POS Tagging - Hidden Markov Model

Fun Facts About Markov Models and POS Tagging

  1. Sequential Power: Markov models are powerful because they capture the probability of sequences, not just individual items. This is why they're widely used for tasks like part-of-speech (POS) tagging and speech recognition.

  2. Language Patterns: Many languages show strong sequential patterns in word usage. For example, in English, a determiner (like "the") is almost always followed by a noun.

  3. Historical Roots: The mathematical foundation for Markov models was laid by Andrey Markov in the early 1900s, but their application to language processing began in the mid-20th century.

  4. Ambiguity Handling: Markov models help resolve ambiguity in sentences. For instance, the word "can" in "They can fish in the can" can be a verb or a noun, and the model uses context to decide.

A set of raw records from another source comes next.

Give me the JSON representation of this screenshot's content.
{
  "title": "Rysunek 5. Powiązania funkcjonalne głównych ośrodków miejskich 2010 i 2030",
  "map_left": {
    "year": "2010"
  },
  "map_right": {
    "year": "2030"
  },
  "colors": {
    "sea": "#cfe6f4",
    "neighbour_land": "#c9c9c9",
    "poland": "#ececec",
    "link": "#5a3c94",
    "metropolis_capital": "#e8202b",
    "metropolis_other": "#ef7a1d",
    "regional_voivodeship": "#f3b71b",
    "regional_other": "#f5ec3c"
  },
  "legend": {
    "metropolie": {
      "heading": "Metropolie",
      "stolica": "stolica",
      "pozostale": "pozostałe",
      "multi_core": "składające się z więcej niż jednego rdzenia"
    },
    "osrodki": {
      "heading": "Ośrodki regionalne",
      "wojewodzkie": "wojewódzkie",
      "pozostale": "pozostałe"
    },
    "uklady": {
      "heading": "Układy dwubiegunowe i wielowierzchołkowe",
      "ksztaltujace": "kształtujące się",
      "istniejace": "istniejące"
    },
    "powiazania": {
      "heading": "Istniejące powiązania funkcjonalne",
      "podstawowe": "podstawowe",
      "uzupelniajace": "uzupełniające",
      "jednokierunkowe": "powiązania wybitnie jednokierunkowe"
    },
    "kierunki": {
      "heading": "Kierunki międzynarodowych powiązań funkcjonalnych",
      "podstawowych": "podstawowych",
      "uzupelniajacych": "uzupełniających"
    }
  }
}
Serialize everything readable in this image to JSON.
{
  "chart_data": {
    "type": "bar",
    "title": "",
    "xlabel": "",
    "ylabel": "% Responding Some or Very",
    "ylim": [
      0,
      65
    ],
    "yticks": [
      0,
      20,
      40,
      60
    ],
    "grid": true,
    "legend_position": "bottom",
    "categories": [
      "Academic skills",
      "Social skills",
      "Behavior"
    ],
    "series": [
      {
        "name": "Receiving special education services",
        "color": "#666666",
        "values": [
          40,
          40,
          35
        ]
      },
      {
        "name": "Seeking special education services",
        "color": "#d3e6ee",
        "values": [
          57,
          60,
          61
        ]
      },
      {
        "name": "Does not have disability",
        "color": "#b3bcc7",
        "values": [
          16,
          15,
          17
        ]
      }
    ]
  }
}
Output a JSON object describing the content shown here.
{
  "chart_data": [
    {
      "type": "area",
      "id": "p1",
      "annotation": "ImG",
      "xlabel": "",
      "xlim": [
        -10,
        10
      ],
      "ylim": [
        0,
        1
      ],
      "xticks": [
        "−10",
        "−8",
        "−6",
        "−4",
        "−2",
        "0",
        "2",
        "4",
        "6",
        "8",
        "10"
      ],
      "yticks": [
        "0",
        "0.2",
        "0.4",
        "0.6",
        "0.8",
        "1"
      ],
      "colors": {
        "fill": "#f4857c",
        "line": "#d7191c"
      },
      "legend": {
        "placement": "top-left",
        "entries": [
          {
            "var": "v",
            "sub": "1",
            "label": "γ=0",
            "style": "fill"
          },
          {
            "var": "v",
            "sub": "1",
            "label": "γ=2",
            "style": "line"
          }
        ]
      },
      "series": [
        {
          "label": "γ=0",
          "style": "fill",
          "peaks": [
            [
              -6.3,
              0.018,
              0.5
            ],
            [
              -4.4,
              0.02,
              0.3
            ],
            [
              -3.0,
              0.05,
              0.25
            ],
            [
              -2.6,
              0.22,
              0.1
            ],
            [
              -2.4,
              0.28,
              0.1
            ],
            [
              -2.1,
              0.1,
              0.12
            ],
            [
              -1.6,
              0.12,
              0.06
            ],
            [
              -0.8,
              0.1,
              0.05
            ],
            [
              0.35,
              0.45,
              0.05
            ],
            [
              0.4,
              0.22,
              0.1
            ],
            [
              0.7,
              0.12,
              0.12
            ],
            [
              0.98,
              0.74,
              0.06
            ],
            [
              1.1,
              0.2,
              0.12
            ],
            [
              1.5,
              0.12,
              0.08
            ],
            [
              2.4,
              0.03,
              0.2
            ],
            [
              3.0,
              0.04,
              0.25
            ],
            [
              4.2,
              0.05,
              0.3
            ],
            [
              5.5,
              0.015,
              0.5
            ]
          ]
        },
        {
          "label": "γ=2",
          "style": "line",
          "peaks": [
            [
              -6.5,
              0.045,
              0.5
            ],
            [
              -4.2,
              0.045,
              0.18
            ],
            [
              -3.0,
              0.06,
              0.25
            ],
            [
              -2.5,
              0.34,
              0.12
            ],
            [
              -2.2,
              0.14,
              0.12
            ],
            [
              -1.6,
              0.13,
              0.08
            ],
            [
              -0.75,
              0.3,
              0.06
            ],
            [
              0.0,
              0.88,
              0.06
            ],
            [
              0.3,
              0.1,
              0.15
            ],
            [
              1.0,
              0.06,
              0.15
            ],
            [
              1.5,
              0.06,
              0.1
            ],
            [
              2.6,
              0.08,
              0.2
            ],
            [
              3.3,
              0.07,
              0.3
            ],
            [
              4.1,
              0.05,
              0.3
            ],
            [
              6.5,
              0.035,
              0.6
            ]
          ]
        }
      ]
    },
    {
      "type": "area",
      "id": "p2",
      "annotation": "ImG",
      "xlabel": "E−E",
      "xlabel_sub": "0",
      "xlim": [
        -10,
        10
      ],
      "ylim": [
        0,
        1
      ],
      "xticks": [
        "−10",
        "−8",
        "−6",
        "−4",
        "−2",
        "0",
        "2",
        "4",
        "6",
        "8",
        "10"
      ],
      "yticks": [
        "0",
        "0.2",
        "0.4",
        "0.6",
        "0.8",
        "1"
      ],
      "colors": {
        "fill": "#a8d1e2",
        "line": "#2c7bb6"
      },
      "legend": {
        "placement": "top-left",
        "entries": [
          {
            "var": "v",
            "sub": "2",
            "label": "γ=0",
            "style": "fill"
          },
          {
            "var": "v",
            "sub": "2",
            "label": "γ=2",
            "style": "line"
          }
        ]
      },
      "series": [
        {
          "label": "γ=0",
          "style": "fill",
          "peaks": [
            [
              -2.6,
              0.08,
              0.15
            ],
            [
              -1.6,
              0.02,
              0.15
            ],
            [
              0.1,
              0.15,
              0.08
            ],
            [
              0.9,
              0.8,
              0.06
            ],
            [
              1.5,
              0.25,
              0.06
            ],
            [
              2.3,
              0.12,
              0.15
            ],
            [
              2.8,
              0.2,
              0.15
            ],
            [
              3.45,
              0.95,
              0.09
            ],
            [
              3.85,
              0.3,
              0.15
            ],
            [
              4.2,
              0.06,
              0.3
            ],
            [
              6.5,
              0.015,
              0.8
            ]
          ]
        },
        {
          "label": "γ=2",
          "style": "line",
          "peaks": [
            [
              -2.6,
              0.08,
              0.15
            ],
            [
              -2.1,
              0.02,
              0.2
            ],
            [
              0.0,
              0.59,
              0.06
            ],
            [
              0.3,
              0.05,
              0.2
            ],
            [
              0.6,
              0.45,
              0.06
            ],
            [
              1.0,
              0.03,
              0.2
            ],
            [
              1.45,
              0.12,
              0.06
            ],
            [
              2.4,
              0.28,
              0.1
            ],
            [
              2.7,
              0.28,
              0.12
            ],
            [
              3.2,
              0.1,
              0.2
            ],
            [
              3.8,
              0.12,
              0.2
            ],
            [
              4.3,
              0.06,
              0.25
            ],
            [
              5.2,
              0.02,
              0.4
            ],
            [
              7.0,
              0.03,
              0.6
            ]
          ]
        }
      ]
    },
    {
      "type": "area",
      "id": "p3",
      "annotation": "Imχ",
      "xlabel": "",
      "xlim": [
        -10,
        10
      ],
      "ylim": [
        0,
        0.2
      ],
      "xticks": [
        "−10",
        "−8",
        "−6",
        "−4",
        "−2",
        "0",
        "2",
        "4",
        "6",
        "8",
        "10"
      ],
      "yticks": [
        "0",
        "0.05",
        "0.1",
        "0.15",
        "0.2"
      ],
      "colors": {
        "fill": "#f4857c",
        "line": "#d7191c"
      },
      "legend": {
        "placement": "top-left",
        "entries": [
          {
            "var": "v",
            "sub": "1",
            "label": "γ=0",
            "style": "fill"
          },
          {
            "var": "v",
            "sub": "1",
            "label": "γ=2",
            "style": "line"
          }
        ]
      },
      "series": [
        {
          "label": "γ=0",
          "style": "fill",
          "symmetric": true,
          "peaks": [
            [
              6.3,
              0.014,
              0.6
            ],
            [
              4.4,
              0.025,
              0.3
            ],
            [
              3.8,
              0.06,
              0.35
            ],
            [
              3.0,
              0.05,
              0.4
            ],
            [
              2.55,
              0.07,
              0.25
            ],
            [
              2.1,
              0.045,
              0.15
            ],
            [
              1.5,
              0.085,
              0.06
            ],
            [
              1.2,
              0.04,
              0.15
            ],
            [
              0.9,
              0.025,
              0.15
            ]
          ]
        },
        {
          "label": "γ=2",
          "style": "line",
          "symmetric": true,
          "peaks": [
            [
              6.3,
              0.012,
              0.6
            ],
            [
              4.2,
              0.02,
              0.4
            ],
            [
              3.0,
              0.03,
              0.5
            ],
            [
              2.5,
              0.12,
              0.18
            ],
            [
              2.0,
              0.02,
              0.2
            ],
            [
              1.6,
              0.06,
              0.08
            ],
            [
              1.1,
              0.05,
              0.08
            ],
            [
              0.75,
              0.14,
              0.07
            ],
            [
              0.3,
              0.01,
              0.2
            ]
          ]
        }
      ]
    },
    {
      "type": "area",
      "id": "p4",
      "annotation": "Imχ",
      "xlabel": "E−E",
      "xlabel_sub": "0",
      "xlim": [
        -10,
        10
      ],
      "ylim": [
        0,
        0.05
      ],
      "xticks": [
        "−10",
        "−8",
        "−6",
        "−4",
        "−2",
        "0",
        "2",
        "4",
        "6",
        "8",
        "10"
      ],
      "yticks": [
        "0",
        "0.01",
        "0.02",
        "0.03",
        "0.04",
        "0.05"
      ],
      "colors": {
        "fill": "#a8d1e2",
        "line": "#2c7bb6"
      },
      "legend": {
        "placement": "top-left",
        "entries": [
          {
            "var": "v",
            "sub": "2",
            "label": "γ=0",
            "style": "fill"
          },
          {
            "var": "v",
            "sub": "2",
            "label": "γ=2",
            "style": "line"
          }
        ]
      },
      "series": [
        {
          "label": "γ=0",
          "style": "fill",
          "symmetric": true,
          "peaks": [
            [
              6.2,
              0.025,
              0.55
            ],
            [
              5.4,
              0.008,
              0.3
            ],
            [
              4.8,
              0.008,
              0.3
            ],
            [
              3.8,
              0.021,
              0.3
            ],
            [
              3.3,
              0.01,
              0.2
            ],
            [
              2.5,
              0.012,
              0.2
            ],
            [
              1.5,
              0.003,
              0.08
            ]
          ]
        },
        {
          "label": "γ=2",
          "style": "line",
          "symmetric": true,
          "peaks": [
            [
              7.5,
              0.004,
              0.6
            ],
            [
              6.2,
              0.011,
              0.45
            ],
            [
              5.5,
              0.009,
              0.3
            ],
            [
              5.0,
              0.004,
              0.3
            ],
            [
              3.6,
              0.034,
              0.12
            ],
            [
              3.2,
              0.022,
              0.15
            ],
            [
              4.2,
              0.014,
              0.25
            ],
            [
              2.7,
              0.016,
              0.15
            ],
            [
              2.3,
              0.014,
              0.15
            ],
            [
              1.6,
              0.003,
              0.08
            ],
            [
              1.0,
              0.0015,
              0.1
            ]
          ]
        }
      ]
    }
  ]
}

  5. Computational Efficiency: The Viterbi algorithm, used with Markov models, finds the most probable sequence efficiently, even when there are exponentially many possibilities.

  6. Universal Application: Markov models are not just for language—they're used in genetics, finance, robotics, and more to model sequential data.

  7. Learning Patterns: Children and language learners unconsciously use Markov-like strategies, predicting the next word based on previous words.

  8. Data Dependency: The accuracy of a Markov model for POS tagging improves as the training data grows—more examples mean better predictions.

  9. Digital Applications: Modern autocorrect, predictive text, and voice assistants use Markov models (or their neural successors) to understand and generate language sequences.

  10. Evolution in NLP: While neural networks now dominate NLP, Markov models remain foundational for understanding how machines learn language structure.